• Library staff have found short instructional videos to be an effective way to help readers use resources, even when the library is closed. However, patrons who are deaf or have hearing impairments cannot get the full benefit unless the videos have captions.
    Unfortunately, technology has not provided a flawless solution. Speech recognition is still an imperfect tool. Planning and attention to detail are needed to create useful and meaningful captions.
    This four week course will introduce some free tools that can be used to compose and synchronize captions for instructional videos. Planning and script preparation will also be explored. Participants will be expected to prepare at least one video with captioning.
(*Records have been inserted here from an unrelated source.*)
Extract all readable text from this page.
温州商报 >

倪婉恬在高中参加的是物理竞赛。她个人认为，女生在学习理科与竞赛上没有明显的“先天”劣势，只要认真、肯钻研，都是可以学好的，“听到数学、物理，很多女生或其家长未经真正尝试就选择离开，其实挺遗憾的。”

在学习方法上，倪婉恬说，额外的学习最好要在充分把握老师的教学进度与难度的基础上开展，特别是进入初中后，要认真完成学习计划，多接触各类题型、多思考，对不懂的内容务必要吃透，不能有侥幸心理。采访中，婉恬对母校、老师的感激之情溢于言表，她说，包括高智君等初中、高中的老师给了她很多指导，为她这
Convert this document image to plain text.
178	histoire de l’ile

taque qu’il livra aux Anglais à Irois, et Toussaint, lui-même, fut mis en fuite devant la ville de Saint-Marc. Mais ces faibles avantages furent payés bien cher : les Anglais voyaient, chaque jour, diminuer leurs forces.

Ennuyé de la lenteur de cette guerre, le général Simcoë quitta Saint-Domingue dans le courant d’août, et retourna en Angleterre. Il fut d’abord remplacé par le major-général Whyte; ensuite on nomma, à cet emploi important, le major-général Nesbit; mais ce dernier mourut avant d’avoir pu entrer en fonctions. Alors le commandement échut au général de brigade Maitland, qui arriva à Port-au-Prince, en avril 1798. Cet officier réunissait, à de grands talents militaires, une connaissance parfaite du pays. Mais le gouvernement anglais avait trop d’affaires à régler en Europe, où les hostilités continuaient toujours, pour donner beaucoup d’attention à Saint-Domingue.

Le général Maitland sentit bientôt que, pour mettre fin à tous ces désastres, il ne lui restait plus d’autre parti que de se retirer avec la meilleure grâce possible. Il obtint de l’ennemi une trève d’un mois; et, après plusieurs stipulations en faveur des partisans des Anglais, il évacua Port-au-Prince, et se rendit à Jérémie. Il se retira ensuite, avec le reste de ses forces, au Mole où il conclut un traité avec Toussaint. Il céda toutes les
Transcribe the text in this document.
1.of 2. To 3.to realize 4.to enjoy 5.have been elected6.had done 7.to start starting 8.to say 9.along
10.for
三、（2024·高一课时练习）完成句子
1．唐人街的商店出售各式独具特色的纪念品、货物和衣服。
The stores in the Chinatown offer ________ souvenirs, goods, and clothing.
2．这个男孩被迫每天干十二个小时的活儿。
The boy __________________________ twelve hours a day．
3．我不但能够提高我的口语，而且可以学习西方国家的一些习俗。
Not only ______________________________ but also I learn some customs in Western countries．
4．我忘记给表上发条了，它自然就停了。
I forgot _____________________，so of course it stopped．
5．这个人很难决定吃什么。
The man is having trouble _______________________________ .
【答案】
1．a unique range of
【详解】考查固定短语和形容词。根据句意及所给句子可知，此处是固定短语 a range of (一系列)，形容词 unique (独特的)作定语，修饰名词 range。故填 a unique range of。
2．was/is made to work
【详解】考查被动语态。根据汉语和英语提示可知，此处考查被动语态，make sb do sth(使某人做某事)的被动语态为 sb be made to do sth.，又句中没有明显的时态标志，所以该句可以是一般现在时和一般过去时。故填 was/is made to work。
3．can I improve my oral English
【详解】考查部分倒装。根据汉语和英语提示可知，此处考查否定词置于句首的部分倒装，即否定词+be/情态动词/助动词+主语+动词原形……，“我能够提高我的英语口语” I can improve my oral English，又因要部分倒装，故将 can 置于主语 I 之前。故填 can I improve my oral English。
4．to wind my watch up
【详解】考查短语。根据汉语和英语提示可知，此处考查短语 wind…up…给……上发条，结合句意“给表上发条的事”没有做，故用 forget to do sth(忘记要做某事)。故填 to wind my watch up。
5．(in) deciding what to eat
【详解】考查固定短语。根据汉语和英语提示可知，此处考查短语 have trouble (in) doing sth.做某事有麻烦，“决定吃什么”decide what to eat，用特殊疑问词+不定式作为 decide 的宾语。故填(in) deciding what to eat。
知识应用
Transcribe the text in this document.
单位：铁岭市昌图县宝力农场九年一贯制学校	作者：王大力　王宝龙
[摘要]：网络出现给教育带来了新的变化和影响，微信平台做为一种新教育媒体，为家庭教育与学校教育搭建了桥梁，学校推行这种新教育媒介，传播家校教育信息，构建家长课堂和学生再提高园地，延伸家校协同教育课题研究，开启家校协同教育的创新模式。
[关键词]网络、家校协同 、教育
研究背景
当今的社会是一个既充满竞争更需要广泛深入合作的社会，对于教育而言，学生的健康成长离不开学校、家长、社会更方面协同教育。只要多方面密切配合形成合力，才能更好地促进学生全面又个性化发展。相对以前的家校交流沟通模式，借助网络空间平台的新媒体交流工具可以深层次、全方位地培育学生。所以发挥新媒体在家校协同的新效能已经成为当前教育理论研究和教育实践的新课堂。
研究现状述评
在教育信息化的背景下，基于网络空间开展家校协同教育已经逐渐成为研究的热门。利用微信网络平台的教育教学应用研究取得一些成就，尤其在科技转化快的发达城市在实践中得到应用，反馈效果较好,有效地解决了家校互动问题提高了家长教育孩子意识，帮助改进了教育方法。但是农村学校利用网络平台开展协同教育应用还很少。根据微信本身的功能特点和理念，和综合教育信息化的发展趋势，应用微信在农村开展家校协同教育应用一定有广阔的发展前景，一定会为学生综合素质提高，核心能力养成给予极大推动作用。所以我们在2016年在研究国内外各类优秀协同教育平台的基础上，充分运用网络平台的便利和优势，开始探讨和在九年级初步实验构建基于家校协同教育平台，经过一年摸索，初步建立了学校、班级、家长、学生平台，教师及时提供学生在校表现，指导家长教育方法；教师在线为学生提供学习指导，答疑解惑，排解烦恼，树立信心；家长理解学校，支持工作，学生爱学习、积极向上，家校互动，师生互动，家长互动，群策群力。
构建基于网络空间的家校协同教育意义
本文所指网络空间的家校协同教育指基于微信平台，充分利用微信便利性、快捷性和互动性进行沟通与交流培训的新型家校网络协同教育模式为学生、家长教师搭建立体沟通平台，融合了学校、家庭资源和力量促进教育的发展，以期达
  • What does your library offer to somebody in a hurry? Which display works best and how could it do better? What's the first impression people get from your library? Could small changes improve the experience for your visitors? Customer complaints,surveys and load statistics offer limited answers. To improve the library experience for all your visitors, you need objective evidence about how different groups of patrons actually use and experience the space. This course gives you the tools to collect and use that evidence as a basis for making the best investment of your time and effort when making changes.
  • It has been more than 25 years since the passage of the Americans with Disabilities Act that outlawed discrimination against people with disabilities in the United States. Libraries have responded with a variety of initiatives. All libraries have a plan for serving people with disabilities, whether it is installation of ramps or creation of special needs story times. But improvements are always possible.
    In this four week course, you will evaluate current library accessibility in areas of physical space, collections, communication, staff development, programming and partnerships. You will explore new technologies, such as mobile apps, that are being used by people with disabilities. You will explore how to include patrons in your planning and implementation process. Then you will begin developing your own plan for improving library services to people with disabilities.
  • This five week course will explore portrayals of the incarceration experience in juvenile and young adult literature. Participants will be assigned to read several books written for young people that include scenes in prison or juvenile detention facilities. Each week a one hour online chat will provide a book discussion about the themes of the books and how they can be used with appropriate readers. The chat can also be a model for librarians who want to lead book discussions for their patrons.